InvestNow News – 13th Dec 19 – Pie Funds – A message from Mike: Year in review

5th Dec 2019

Confident consumers
In the end, 2019 wasn’t as bad as feared. Markets survived and thrived despite a backdrop of slowing economic growth and political unrest.  Trade wars, a manufacturing slowdown, civil unrest in Hong Kong and the BREXIT fiasco to name just a few.  Why have markets survived regardless?

In my opinion there are two reasons the global economy hasn’t collapsed.

Number 1: the consumer, who makes up around 70% of the US economy, has continued to spend and remained confident in their outlook.  Why? The answer is in my second point.

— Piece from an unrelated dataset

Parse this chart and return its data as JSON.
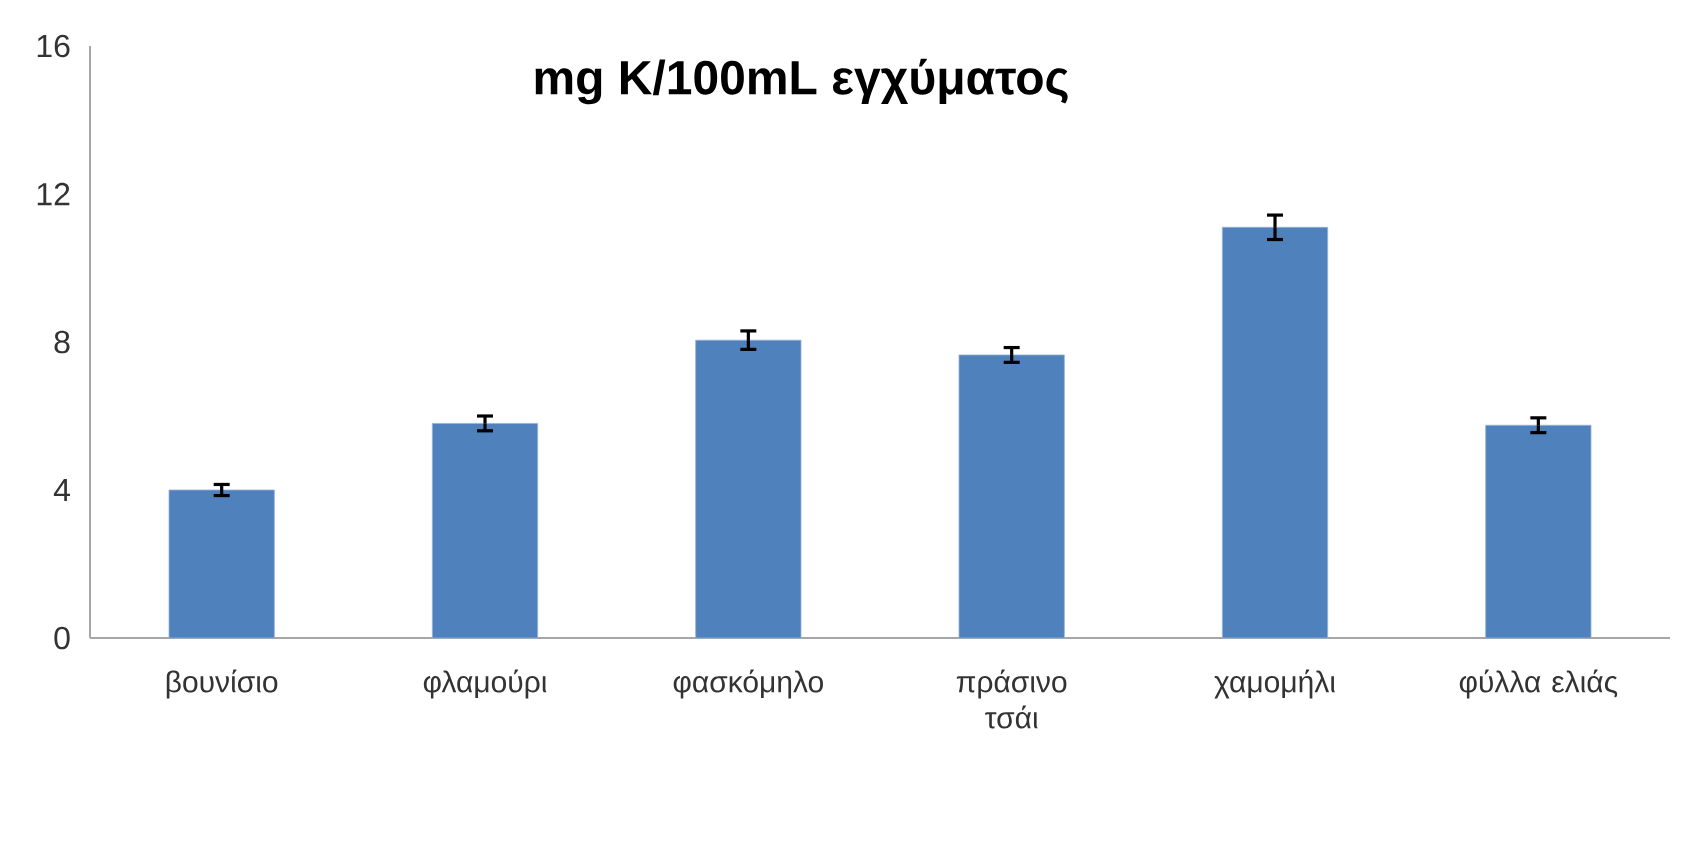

Number 2: 10-year government bond yields fell by 1.8% in the past year. While not all of that was passed through to borrowers, a $1m mortgage will cost you $10k less this year than last year i.e. borrowing costs have fallen around 1%, so the average household or consumer has remained buoyant.  Add in bank cash-back offers and the cost of borrowing has never been cheaper. This is conventional monetary policy working as it should. Lower interest rates stimulate the consumer and therefore the economy.

Looking ahead
Where to from here?  We seem to be in the middle of another market recovery after the 2018/2019 global slowdown. I don’t think it will be as long or as powerful as the previous moves for equities, but the trend nonetheless is currently up.

Returns for our funds this year have been strong, with the exception of the Multi-Strategy Fund which I discuss further below, and the UK Fund which is specifically related to BREXIT woes (although it had a solid November). Year to date returns to 30 November 2019 are as follows:

The Australasian Funds are up between 17.1% and 41.6% and the International Funds returned between -9.1% and 14.2%. Conservative is up 5.5%. Overall, I’m pretty happy with this 8/10 result.